When you decide to buy a house, it’s a big decision. You want to choose the right style of house, one that fits your lifestyle and one that’s within your budget. A big part of this will depend on the style of house you choose. The main options include a single-family house, a townhouse, or a condo.
There are similarities and differences between each.
For example, if you’re looking for townhomes for sale in Fairfax, VA, you might have decided that a single-family home is out of your price range. Price, however, is just one thing that can make these home types distinct from one another, and we explore what you should know below.
Buying a Single-Family House
A single-family house is one that’s on a foundation and is a standalone building. You don’t share common spaces or walls. You’ll have a yard as well, of some type, even if it’s small.
Two reasons that someone might want a single-family home instead of another option could be the privacy it affords and the freedom and flexibility you get to make it your own and do with it what you want, within the limitations of any HOAs or local ordinances.
Outside of a potential HOA or local ordinance, you aren’t told what you can do with your house.
You’re likely to get the most space with a single-family home, but these properties are also the most expensive of the three options we’re talking about. In 2020, a single-family home sold for $58,000 more on average than a condo.
You’ll not only pay more upfront, but it’s probably going to cost you more over time too. When you own a house, you’re responsible for your lawn care and all your maintenance and repairs.
A townhome can have some hybrid features that put it somewhere between a single-family house and a condo. A townhouse can be cheaper and sometimes significantly cheaper than a single-family house. Your townhome may have a small yard or patio, but you’re going to share at least one exterior wall with your neighbors.
A townhome usually has an HOA, so that means fees and rules. You will have more freedom and flexibility than the owner of a condo, but you’ll still have to get certain decisions approved by the HOA.
If you move into an older townhome community, your maintenance fees are probably going to be higher than they are in a newer community since the communal areas of the property, like roofs, siding, or pools, have to be repaired and eventually replaced over time.
Townhomes are usually fairly spacious, with multiple stories in a lot of cases, and you don’t have to do the actual work to maintain the exterior.
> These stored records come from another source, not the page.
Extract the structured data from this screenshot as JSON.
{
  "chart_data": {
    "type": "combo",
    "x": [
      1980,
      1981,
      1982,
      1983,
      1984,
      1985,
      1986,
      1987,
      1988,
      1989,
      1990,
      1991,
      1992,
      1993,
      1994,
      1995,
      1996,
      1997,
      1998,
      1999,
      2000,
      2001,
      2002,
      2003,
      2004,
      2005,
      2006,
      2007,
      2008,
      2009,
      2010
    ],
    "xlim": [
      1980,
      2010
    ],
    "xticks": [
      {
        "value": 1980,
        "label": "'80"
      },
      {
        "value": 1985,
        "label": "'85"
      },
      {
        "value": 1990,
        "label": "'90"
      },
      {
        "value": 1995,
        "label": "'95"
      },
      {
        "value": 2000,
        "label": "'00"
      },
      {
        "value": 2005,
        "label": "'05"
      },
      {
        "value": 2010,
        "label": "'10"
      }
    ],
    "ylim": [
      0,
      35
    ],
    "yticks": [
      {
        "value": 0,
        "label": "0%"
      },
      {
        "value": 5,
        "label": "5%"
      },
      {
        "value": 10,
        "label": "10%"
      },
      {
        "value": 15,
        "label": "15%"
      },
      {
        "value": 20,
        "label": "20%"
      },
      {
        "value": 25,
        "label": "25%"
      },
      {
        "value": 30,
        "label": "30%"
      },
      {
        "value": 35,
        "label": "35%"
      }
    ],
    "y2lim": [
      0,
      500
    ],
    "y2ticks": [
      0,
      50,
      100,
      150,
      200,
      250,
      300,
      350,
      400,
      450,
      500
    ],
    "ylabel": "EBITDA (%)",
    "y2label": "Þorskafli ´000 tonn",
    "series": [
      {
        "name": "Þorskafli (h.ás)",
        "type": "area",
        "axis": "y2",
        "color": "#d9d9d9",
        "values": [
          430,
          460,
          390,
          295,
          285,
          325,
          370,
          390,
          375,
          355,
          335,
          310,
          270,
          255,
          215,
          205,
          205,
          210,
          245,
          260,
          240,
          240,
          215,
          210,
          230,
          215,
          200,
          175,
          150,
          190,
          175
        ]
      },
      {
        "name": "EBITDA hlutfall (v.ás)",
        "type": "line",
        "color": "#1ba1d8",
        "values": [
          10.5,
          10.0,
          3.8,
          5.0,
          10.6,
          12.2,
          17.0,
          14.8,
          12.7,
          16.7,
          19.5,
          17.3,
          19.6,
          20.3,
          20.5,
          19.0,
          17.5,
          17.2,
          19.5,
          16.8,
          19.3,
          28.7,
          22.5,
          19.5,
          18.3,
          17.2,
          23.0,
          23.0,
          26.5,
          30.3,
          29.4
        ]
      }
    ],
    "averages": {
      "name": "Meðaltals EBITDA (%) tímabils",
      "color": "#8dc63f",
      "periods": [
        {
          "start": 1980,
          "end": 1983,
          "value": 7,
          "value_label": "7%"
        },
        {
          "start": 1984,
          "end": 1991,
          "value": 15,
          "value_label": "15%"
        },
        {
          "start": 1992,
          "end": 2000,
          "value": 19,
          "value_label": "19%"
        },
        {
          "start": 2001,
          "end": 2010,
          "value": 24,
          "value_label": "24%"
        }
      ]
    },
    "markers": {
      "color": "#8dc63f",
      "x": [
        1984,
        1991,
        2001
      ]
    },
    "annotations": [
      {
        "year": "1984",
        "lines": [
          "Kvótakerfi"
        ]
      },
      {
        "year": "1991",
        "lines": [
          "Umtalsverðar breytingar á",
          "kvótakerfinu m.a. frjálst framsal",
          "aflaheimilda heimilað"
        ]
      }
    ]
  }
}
The potentially lower price is also an upside of townhome living.
Condominiums, or condos, are units that are within a larger community. Condos may be in mid- or high-rise buildings, but they don’t have to be. If you don’t want a lot of maintenance to worry about, a condo could be your first choice.
These work well for first-time homebuyers, people who travel a lot, single people, or older homeowners.
Condos have similarities with apartments because you’re probably going to share multiple walls.
The big difference is that you own your condo, whereas you rent an apartment.
When it comes to maintenance, of the three types of homes we’re discussing, you’ll be responsible for the least if you buy a condo.
Some condos have amenities like doormen and security.
You’ll pay HOA or condo fees to cover maintenance costs and the amenities.
You’ll be very restricted by condo association rules in exchange for the perks of this low-maintenance lifestyle.
You might not be able to customize your unit, and you could be prevented from renting it out.
The communal areas could be problematic if you’re someone who values your privacy because you’re going to be sharing things with other people.
It can be different to get a mortgage on a condo too. It tends to be more complex to finance a condo compared to a house or townhome. You’re buying a piece of a community. That community has rules and fees, and your lender is going to look at not just your finances but the finances of the condo community.
You can typically use the same loan program that you’d use for a single-family house, but there are differences during the underwriting process.
The mortgage lender wants to know that you’re buying in a community with strong financial health. They’ll be looking at how it’s run and owned, and they’ll consider the number of units owned by investors, the number of units purchased, and how many lawsuits involved the condo association. Other factors in the underwriting process are the number of owners who are delinquent on their dues and any upcoming special assessments.
A warrantable condo is one that’s eligible for a conventional loan based on rules from Fannie Mae and Freddie Mac. The lender is doing the assessment of the finances of the condo community to make sure it’s a warrantable condo. That’s what they want. They want to ensure that they aren’t taking unnecessary risks lending you money for a condo.
A non-warrantable condo wouldn’t follow the rules of Fannie Mae or Freddie Mac, so you can’t get a conventional loan to finance the purchase. A non-warrantable condo could have 20% or more units owned by one entity, an HOA that’s involved in litigation, or other problems.
Finally, some people confuse a condo with an apartment, but an apartment is a residence that’s located inside a building where units are rented instead of being sold. Like a condo community, an apartment community will have shared tenant amenities.
When you rent an apartment, you don’t have to deal with the responsibilities of homeownership, but you’re not building equity like you do when you purchase a single-family home, townhome, or condo. An apartment also limits any changes you can make to the unit, and your landlord can determine whether you’re allowed things like having a pet in your home.